Q: In $S_{4}$, find a Sylow 2-subgroup and a Sylow 3-subgroup.

A: With everyone's comments and inputs, I have outlined the following answer. Thank you all for the guidance.

$|S_{4}|= 24 = 2^{3}3$. Let $P$ be a sylow 2-subgroup with $|P| = 2^{3}$, and let $K$ be a sylow 3-subgroup with $|K|=3$. So we need to find subgroups of $S_{4}$ of order 8 and order 3. For the subgroup of order 3, since it is of prime order, it is cyclic, thus we need to find an element of $S_{4}$ of order 3. So any 3-cycle of $S_{4}$ will suffice. As a concrete example, we will call $K = \langle(123)\rangle$. Now we must find $P$.

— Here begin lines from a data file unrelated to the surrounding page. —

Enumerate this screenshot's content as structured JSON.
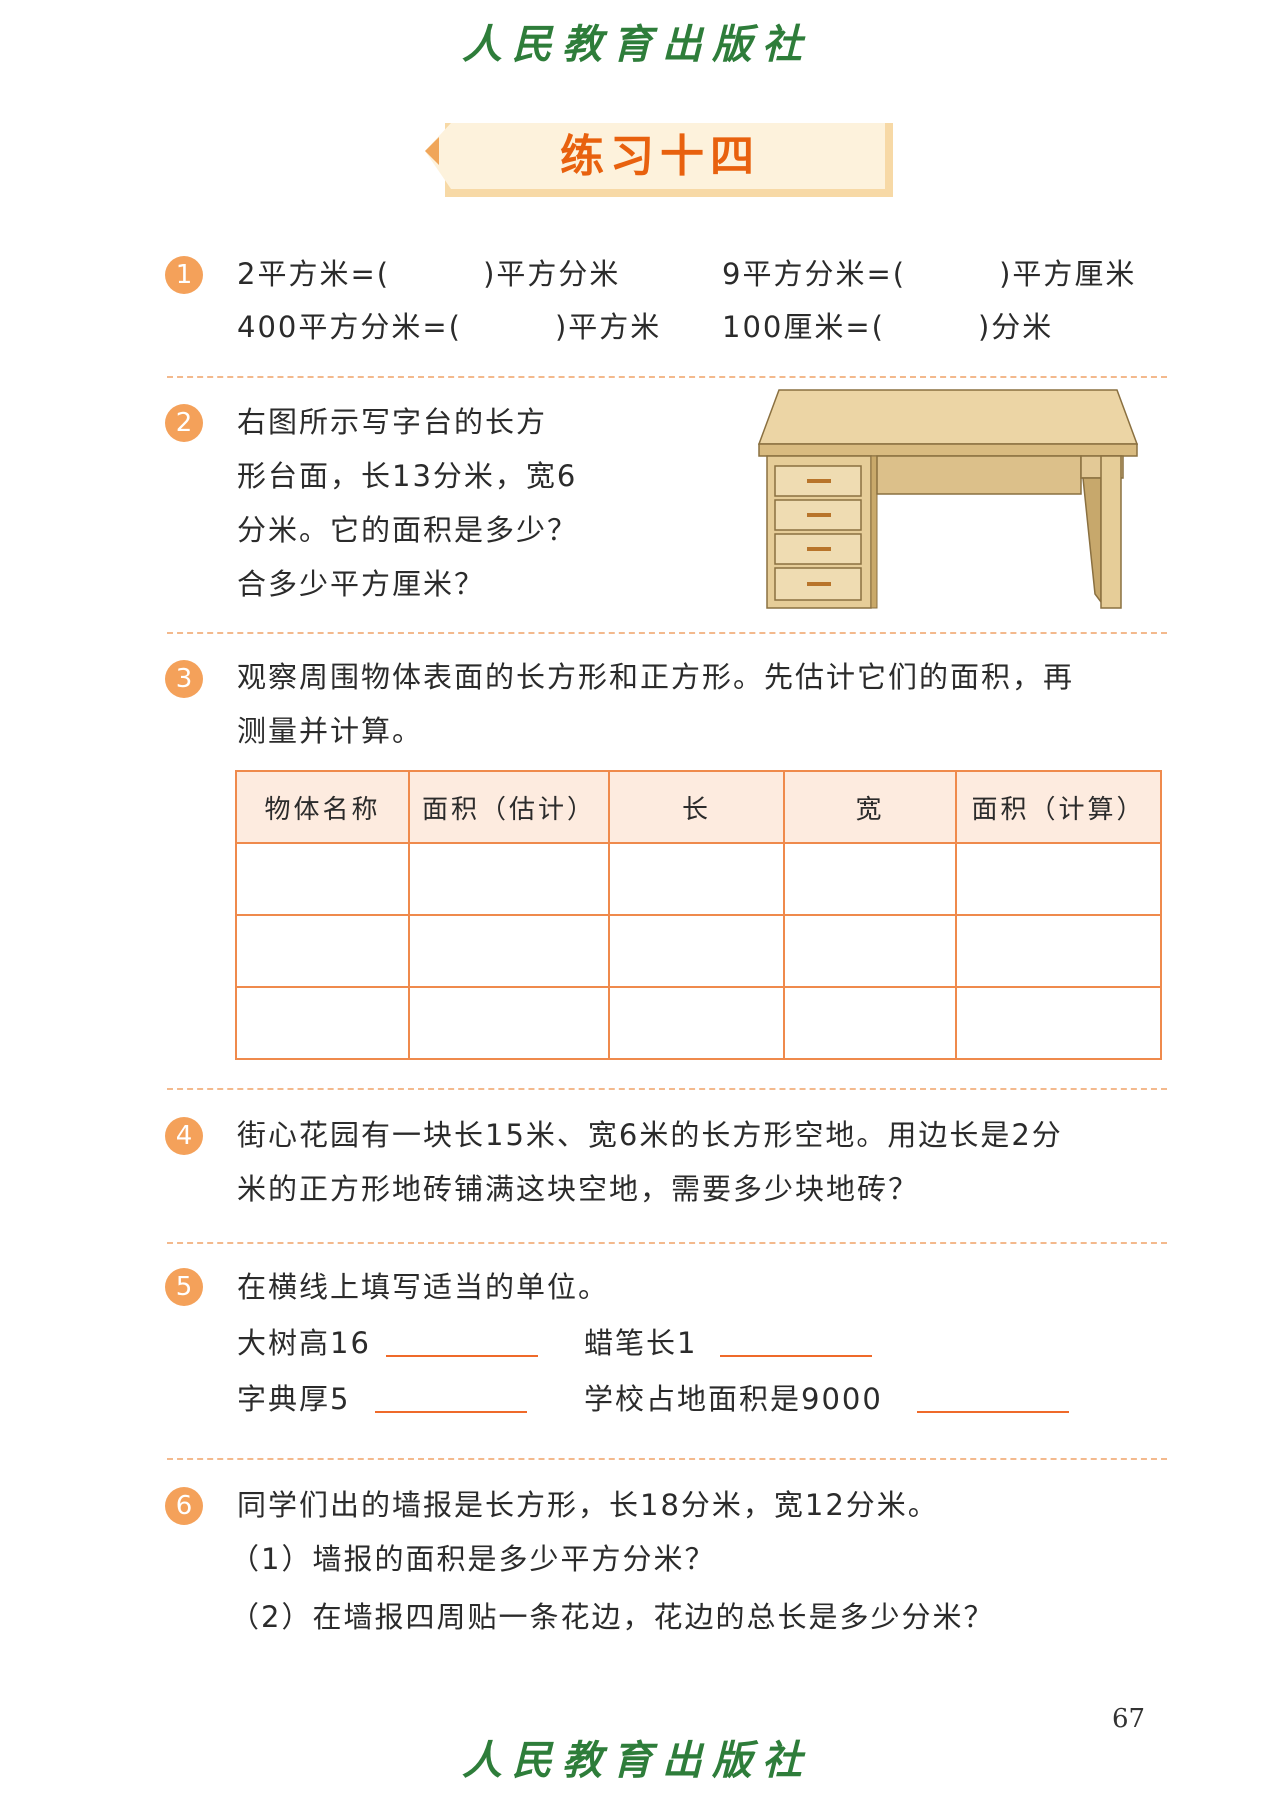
{
  "publisher": "人民教育出版社",
  "title": "练习十四",
  "page_number": "67",
  "problems": [
    {
      "number": "1",
      "lines": [
        [
          "2平方米=(　　　)平方分米",
          "9平方分米=(　　　)平方厘米"
        ],
        [
          "400平方分米=(　　　)平方米",
          "100厘米=(　　　)分米"
        ]
      ]
    },
    {
      "number": "2",
      "lines": [
        "右图所示写字台的长方",
        "形台面，长13分米，宽6",
        "分米。它的面积是多少？",
        "合多少平方厘米？"
      ]
    },
    {
      "number": "3",
      "lines": [
        "观察周围物体表面的长方形和正方形。先估计它们的面积，再",
        "测量并计算。"
      ],
      "table_headers": [
        "物体名称",
        "面积（估计）",
        "长",
        "宽",
        "面积（计算）"
      ],
      "table_rows": [
        [
          "",
          "",
          "",
          "",
          ""
        ],
        [
          "",
          "",
          "",
          "",
          ""
        ],
        [
          "",
          "",
          "",
          "",
          ""
        ]
      ]
    },
    {
      "number": "4",
      "lines": [
        "街心花园有一块长15米、宽6米的长方形空地。用边长是2分",
        "米的正方形地砖铺满这块空地，需要多少块地砖？"
      ]
    },
    {
      "number": "5",
      "lines": [
        "在横线上填写适当的单位。"
      ],
      "fills": [
        "大树高16",
        "蜡笔长1",
        "字典厚5",
        "学校占地面积是9000"
      ]
    },
    {
      "number": "6",
      "lines": [
        "同学们出的墙报是长方形，长18分米，宽12分米。",
        "（1）墙报的面积是多少平方分米？",
        "（2）在墙报四周贴一条花边，花边的总长是多少分米？"
      ]
    }
  ],
  "colors": {
    "accent": "#e8610e",
    "number_badge": "#f4a15a",
    "table_border": "#ef8a4c",
    "table_header_bg": "#fdebdf",
    "publisher_green": "#2e7d3a"
  }
}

Since $|P| = 8$, every element in $P$ must have order $1,2,$ or $4$. We can choose the Dihedral subgroup $D_{4}$ to be $P$. Thus

$P= \lbrace e, (1234), (13)(24), (1432),(24) ,(14)(23), (13), (12)(34)\rbrace$.

Answer 1

You seem to have misunderstood some part of the Sylow theorems: It is not true that $n_2$ and $n_3$ divide $3$. The Sylow theorems state that $n_2\mid3$ and $n_2\equiv1\pmod2$, and that $n_3\mid2^3$ and $n_3\equiv1\pmod3$.

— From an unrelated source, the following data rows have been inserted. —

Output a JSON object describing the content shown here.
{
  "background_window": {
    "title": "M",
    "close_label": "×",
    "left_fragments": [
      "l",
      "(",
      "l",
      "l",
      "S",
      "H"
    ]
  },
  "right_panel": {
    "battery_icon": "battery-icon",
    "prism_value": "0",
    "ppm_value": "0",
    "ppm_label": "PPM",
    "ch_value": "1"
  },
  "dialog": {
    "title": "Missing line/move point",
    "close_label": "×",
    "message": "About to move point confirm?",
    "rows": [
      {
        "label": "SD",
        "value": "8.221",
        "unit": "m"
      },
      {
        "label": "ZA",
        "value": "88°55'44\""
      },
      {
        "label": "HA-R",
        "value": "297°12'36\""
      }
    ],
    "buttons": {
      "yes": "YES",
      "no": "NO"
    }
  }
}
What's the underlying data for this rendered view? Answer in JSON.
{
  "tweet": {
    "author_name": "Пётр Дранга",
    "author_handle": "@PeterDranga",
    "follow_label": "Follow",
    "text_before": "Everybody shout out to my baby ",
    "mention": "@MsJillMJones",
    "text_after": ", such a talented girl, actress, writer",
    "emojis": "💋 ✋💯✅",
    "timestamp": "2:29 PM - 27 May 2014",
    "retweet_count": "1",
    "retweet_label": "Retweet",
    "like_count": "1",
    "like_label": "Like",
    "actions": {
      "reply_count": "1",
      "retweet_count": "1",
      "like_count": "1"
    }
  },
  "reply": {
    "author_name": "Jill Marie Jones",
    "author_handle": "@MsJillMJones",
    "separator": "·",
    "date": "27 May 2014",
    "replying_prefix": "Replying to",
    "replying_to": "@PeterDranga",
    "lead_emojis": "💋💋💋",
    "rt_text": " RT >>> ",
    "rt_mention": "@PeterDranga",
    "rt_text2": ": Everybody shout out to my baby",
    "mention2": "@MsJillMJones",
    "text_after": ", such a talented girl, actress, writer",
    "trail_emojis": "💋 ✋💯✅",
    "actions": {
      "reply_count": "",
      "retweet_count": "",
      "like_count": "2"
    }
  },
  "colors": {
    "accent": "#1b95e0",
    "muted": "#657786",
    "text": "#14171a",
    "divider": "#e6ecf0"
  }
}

The problem is to find (and describe) two Sylow-subgroups of $S_4$. As you have noted, because $|S_4|=2^3\times3$ every Sylow-$3$ subgroup is of order $3$. It should not be difficult to find and describe such a subgroup.

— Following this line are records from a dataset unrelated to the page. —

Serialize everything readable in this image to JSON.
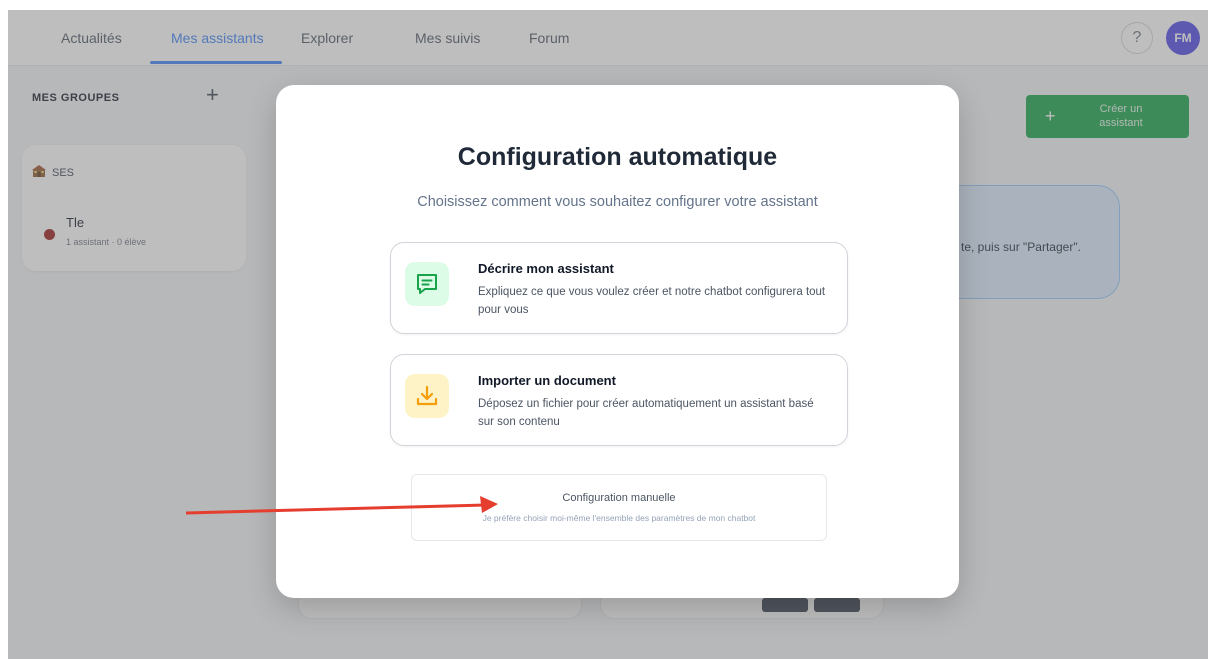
{
  "nav": {
    "tabs": [
      {
        "label": "Actualités"
      },
      {
        "label": "Mes assistants"
      },
      {
        "label": "Explorer"
      },
      {
        "label": "Mes suivis"
      },
      {
        "label": "Forum"
      }
    ],
    "active_tab": "Mes assistants",
    "help_label": "?",
    "avatar_initials": "FM"
  },
  "sidebar": {
    "title": "MES GROUPES",
    "add_label": "+",
    "group": {
      "icon": "school-icon",
      "name": "SES",
      "class_name": "Tle",
      "class_meta": "1 assistant · 0 élève"
    }
  },
  "main": {
    "create_button": {
      "plus": "+",
      "label": "Créer un assistant"
    },
    "info_text": "te, puis sur \"Partager\"."
  },
  "modal": {
    "title": "Configuration automatique",
    "subtitle": "Choisissez comment vous souhaitez configurer votre assistant",
    "options": [
      {
        "icon": "chat-bubble-icon",
        "title": "Décrire mon assistant",
        "description": "Expliquez ce que vous voulez créer et notre chatbot configurera tout pour vous"
      },
      {
        "icon": "download-icon",
        "title": "Importer un document",
        "description": "Déposez un fichier pour créer automatiquement un assistant basé sur son contenu"
      }
    ],
    "manual": {
      "title": "Configuration manuelle",
      "description": "Je préfère choisir moi-même l'ensemble des paramètres de mon chatbot"
    }
  },
  "colors": {
    "accent": "#3b82f6",
    "create_button": "#16a34a",
    "avatar": "#4f46e5",
    "annotation_arrow": "#e53e2f"
  }
}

Every Sylow-$2$ subgroup is of order $2^3=8$. So all its elements have order $1$, $2$, $4$ or $8$. There are no elements of order $8$ in $S_4$, so we should look at elements of orders $2$ and $4$. There aren't that many of those, and trying a few combinations should give you a subgroup of order $8$ rather quickly.

Answer 2

A few tips for finding a Sylow $2$-subgroup without too much manual labor:

1. Every element of $S_4$ which is not a $3$-cycle has order $1$, $2$, or $4$, hence is contained in some Sylow $2$-subgroup.
2. By the Sylow theorems, $n_2$ is either $1$ or $3$. We can exclude $1$ as a possibility because we have more than $8$ elements of order $2$ or $4$.
3. The Sylow $2$-subgroups are conjugate to each other, hence isomorphic to each other, so they each have the same number of elements of each cycle type.
4. There are six transpositions ($2$-cycles) in $S_4$. Moreover, we cannot have two overlapping transpositions in the same Sylow $2$-subgroup, because their product is a $3$-cycle, e.g. $(12)(23) = (123)$, which has order $3$ and hence cannot be in any $2$-subgroup. This means that there are exactly two disjoint transpositions in each Sylow $2$-subgroup.

So, given the above, we know that the three Sylow $2$-subgroups must start like this:

$$S_1 = \{e, (12), (34), (12)(34),\ldots\}$$ $$S_2 = \{e, (13), (24), (13)(24),\ldots\}$$ $$S_3 = \{e, (14), (23), (14)(23),\ldots\}$$

Now reason similarly about the $4$-cycles.